Q: What do you hope trainees gain by the end of the two‑year training interval?

 A: Clarity and capability. Trainees will test their interests across academia, industry, and policy, and they will leave with sharper technical skills, stronger communication, hands‑on exposure to commercialization, and a professional network that spans labs, companies, and clinical environments. The point is to help them see the full landscape and choose a path where their values and strengths align.

Q: How does your research intersect with medical device manufacturing, and are there local partnerships you are proud of?

 A: My work centers on polymeric systems, nanoparticle drug delivery, and some cell‑based therapies, which still depend on manufacturable pathways. Being engaged with MDM2 helps surface manufacturability and translation issues early. I am also collaborating with a local startup on a blood‑based diagnostic tool for traumatic brain injury. The team is working with clinicians to frame the right questions and exploring integration with other modalities like wearables or imaging, plus AI for analysis.

Q: Have you noticed shifts in the field that are shaping your research or curriculum development?

 A: Absolutely. There is a stronger emphasis on aligning training with industry needs, particularly in medical device manufacturing and quality systems. For example, our biomaterials course now includes content on FDA pathways and standards. Students complete a mock FDA submission, which forces them to design to real constraints and documentation requirements.

Q: How important is interdisciplinary collaboration across engineering, clinical practice, and business?

 A: It is essential. Engineers can optimize technical performance, but without clinical fit and market viability, even elegant designs can stall. We start early with clinicians to define needs, then layer in the business case to ensure feasibility. This kind of cross‑talk is a strength in Arizona because the culture welcomes collaboration.

Q: Looking ahead, what excites you about the future of medical device innovation here and within your department?
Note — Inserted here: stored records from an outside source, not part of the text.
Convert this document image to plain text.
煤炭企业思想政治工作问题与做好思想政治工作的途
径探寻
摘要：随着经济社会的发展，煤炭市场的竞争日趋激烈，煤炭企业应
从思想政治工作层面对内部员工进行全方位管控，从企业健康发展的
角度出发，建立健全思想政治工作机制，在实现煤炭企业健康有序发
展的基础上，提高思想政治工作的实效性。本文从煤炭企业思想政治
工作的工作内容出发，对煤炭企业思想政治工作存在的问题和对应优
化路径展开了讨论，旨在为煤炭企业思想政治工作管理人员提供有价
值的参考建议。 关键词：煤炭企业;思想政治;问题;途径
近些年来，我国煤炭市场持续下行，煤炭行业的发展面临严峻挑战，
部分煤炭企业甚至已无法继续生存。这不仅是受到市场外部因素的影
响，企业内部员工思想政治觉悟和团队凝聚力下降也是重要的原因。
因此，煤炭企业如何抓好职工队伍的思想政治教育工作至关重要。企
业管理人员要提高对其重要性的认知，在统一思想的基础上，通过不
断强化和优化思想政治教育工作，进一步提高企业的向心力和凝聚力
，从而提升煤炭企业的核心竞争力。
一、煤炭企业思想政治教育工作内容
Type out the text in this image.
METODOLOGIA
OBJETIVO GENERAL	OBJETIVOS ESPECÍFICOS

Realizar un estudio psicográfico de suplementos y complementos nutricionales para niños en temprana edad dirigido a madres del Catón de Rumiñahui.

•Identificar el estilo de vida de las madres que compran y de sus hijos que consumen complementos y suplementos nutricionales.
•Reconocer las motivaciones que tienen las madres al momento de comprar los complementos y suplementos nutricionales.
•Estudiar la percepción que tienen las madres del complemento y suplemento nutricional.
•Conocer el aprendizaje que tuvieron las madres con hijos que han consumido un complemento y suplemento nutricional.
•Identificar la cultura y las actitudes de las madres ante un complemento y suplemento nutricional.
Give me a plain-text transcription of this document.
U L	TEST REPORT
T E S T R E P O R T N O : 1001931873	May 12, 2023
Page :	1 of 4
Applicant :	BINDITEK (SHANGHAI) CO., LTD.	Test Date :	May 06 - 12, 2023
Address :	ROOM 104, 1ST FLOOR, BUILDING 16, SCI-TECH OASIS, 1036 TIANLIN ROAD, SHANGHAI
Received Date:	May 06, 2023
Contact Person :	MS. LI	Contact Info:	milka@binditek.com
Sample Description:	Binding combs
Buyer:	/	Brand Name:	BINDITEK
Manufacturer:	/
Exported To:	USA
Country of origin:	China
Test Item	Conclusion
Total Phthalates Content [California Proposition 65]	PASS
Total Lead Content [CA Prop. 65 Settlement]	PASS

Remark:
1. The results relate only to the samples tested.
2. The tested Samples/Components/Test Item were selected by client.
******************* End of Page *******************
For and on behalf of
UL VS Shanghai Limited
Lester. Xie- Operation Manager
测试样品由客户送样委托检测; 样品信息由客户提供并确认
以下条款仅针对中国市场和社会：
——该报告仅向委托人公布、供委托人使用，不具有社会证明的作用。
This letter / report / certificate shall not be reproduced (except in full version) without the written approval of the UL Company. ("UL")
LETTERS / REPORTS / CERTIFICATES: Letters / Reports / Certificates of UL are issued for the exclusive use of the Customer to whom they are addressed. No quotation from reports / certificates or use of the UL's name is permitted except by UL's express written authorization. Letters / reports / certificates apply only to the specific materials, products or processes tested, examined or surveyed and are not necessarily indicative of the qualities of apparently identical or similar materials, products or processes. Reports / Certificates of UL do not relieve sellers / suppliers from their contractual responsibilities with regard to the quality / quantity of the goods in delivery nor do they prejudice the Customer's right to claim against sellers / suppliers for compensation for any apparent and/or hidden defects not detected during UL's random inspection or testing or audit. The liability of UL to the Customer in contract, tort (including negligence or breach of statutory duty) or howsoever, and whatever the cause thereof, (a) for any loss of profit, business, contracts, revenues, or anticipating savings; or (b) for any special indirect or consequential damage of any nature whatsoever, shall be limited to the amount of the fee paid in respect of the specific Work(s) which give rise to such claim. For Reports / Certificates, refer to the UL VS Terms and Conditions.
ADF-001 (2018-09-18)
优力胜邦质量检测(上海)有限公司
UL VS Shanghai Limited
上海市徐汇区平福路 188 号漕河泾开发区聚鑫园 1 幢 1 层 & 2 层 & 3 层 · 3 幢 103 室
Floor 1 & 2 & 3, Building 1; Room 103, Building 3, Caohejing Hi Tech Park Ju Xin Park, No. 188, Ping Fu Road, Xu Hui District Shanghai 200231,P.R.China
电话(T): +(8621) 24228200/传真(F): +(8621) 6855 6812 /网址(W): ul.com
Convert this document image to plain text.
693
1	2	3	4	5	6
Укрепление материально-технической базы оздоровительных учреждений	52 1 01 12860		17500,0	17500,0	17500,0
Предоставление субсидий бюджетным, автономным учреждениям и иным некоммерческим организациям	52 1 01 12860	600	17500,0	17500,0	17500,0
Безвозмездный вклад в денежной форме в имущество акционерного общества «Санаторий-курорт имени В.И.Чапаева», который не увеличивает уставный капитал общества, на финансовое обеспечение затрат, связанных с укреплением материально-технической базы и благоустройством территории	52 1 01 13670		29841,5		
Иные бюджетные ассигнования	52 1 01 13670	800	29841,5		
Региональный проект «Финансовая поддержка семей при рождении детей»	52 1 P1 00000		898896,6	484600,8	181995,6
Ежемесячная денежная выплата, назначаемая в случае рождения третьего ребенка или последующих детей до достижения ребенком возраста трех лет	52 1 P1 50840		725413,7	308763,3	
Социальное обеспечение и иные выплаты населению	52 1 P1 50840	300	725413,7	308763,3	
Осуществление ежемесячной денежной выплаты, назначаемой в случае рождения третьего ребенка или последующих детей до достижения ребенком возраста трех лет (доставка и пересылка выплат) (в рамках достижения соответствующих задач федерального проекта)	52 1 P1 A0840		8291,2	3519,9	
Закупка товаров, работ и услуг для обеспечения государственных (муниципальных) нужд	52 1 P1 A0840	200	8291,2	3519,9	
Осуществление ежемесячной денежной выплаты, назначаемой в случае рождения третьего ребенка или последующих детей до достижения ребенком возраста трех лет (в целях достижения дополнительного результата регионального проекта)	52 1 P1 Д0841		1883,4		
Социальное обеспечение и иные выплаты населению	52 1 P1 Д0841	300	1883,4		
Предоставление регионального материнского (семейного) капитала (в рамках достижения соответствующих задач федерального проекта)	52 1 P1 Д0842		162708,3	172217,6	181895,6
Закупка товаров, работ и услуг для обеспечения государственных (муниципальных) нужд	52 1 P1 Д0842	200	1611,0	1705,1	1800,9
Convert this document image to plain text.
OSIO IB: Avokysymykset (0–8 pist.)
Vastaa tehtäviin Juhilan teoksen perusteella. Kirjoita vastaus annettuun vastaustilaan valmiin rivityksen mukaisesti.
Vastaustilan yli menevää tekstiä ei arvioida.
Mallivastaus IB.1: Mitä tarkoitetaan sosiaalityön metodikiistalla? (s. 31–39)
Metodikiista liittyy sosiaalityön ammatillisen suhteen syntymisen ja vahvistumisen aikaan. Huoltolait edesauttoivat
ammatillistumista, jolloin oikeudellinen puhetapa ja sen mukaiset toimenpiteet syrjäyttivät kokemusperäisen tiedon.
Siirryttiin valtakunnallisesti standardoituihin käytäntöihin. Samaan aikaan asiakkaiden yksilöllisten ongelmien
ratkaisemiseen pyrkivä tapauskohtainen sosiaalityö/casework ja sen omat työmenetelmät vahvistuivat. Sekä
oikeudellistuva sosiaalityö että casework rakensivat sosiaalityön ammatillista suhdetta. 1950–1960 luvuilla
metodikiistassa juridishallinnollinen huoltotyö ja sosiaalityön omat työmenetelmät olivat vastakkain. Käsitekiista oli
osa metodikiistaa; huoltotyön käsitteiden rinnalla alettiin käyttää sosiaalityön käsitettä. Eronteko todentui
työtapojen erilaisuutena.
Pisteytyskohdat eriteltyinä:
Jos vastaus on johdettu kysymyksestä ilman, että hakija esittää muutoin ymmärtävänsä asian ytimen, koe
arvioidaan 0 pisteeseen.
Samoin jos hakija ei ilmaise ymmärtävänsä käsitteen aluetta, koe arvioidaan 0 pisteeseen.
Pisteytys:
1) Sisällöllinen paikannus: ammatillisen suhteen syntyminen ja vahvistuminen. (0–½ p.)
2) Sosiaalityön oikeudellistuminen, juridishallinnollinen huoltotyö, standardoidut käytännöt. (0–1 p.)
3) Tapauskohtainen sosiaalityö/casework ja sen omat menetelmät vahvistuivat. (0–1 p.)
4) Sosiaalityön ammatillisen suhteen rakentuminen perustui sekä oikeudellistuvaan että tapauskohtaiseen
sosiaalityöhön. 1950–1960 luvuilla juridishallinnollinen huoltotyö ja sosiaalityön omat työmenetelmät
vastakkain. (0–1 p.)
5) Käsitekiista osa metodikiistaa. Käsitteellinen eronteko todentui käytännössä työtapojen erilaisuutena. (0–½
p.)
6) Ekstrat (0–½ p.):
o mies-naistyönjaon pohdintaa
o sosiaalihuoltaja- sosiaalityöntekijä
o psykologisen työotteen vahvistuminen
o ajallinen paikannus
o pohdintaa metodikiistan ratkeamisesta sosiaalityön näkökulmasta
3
 A: We are at a tipping point. Data, computing, and AI are enabling deeper insights into disease mechanisms and therapeutic outcomes. The challenge is navigating funding cycles, but Arizona and ASU are good at finding creative paths forward. Programs like MDM2 help align people and resources in ways that are practical and sustainable. We have also learned from the state’s semiconductor playbook how to scale manufacturing knowledge into medtech.

How can regional partners and MDM2 members get involved?

A: We welcome internship hosts, guest instructors for workshops, mentors for project teams, and sites for real‑world problem briefs. If you are a startup, manufacturer, or clinical group in Arizona, we would love to connect trainees with your challenges and help them contribute to solutions.